A hockey puck moving at 0.4600 m/s collides with another puck that was at rest. The pucks have equal mass. The first puck is deflected 37.00° to the right and moves off at 0.3700 m/s. Find the speed and direction of the second puck after the collision.

.342m/s at 43 degrees to the right

initial x momentum = .46 m

initial y momentum = 0

final x momentum = .37 m cos 37 + v m cos T
final y momentum = .37 m sin 37 - v m sin T

so
.46 = .37 cos37 + v cos T
and
.37 sin 37 = v sin T

Given:

M1 = M kg, V1 = 0.46 m/s.
M2 = M kg, V2 = 0.
V3 = 0.37m/s[37o] = Velocity of M1 after collision.
V4 = ? = Velocity of M2 after collision.

Momentum before = Momentum after.
M1*V1 + M2*V2 = M1*V3 + + M2*V4.
M*0.46 + M*0 = M*0.37[37] + M*V4,
Divide both sides by M:
0.46 + 0 = 0.37[37o] + V4,
0.46 = 0.295+0.223i + V4,
V4 = 0.165 -.223i = 0.277[-53.5] = 53.5o S. of E. = 0.277m/s[306.5o] CCW.

Ahockey

To find the speed and direction of the second puck after the collision, we can use the principle of conservation of momentum. According to this principle, the total momentum before the collision will be equal to the total momentum after the collision.

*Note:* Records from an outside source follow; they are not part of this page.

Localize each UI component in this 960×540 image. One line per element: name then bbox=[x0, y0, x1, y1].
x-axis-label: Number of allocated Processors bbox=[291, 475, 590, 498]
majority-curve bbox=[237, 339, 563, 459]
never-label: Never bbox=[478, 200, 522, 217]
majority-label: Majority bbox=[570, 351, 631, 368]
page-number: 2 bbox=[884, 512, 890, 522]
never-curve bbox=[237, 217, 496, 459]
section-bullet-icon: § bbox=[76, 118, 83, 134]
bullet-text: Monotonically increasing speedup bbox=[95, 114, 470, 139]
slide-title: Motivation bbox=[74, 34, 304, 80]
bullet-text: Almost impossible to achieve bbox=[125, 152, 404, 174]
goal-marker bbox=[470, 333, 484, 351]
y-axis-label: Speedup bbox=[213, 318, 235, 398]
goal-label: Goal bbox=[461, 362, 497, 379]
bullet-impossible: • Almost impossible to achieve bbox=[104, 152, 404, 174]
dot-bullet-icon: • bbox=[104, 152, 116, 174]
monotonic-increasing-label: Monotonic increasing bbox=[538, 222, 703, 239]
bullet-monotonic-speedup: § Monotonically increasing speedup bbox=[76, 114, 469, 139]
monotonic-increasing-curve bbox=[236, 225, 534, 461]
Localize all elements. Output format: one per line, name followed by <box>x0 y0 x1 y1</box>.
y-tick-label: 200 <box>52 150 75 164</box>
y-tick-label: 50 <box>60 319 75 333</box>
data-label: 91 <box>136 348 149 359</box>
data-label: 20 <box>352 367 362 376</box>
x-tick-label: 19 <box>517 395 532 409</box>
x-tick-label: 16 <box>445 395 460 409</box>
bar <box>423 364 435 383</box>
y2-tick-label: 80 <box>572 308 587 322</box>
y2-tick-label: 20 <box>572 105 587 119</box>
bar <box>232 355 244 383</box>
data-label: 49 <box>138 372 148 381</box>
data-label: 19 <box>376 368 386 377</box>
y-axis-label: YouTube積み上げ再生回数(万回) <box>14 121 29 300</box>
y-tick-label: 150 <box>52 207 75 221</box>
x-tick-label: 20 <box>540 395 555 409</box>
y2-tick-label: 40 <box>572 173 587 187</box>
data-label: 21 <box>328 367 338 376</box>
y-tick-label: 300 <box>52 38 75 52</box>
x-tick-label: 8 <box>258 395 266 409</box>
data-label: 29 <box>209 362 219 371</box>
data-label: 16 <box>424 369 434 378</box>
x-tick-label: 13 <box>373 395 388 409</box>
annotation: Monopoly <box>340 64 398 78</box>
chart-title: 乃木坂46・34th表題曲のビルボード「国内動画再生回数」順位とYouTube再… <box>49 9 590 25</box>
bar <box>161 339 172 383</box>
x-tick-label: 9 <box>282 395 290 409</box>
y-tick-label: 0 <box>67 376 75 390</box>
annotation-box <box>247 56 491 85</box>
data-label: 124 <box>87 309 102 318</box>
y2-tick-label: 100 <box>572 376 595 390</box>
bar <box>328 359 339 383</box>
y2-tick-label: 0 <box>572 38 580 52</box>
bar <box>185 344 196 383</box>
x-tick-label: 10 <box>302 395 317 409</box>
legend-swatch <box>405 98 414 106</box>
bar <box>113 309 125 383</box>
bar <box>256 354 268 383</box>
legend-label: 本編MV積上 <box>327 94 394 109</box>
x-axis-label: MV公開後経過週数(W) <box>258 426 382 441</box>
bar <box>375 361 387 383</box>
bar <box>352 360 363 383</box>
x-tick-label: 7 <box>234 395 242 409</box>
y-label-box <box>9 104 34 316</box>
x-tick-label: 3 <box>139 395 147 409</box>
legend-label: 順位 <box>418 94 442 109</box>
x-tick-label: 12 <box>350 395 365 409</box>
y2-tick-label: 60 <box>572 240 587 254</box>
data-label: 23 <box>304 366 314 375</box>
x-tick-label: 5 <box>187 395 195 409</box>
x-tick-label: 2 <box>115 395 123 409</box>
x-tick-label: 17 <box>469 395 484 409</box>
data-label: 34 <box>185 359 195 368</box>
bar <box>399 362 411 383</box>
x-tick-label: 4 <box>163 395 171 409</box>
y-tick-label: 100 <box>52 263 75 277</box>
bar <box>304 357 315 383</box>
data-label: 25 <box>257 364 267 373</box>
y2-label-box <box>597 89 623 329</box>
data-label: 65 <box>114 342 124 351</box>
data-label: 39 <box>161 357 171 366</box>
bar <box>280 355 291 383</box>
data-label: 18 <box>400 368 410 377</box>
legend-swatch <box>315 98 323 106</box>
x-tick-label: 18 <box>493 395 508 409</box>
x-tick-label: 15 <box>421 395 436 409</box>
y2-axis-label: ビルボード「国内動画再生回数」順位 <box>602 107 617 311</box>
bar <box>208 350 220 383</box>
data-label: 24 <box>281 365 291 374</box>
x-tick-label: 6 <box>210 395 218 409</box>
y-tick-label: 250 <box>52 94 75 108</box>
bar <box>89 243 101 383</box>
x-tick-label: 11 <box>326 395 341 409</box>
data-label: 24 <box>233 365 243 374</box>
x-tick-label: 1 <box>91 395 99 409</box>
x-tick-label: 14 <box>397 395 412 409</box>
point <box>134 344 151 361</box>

Let's consider the x and y components of momentum separately. The x component of momentum is given by:

Initial x momentum = (mass of first puck) * (speed of first puck)
Final x momentum = (mass of first puck) * (speed of first puck, after deflection)

Using the given values:
Initial x momentum = (mass) * (0.4600 m/s)
Final x momentum = (mass) * (0.3700 m/s)

We can rewrite these expressions in terms of the mass and speeds of both pucks, as they have equal mass:

Initial x momentum = (mass) * (0.4600 m/s)
Final x momentum = (mass) * (V2x)

The y component of momentum is also conserved, which means that:

Initial y momentum = 0 (since the second puck is initially at rest)
Final y momentum = 0 (since only the first puck is deflected horizontally)

Now, let's consider the momentum components in each direction. The x velocity of the second puck can be found using the formula for conservation of momentum in the x direction:

(mass) * (0.4600 m/s) = (mass) * (0.3700 m/s) + (mass of second puck) * (V2x)

Simplifying this equation, we get:

0.4600 m/s = 0.3700 m/s + V2x

V2x = 0.4600 m/s - 0.3700 m/s
V2x = 0.0900 m/s

So, the x component of the velocity of the second puck after the collision is 0.0900 m/s to the right. Since the second puck was initially at rest, its y component of velocity remains 0 after the collision.

Hence, the speed of the second puck after the collision is given by the magnitude of the final velocity vector:

V2 = sqrt((V2x)^2 + (V2y)^2)
V2 = sqrt((0.0900 m/s)^2 + (0 m/s)^2)
V2 = sqrt(0.0081 m^2/s^2)
V2 ≈ 0.0900 m/s

Therefore, the velocity (speed and direction) of the second puck after the collision is approximately 0.0900 m/s to the right.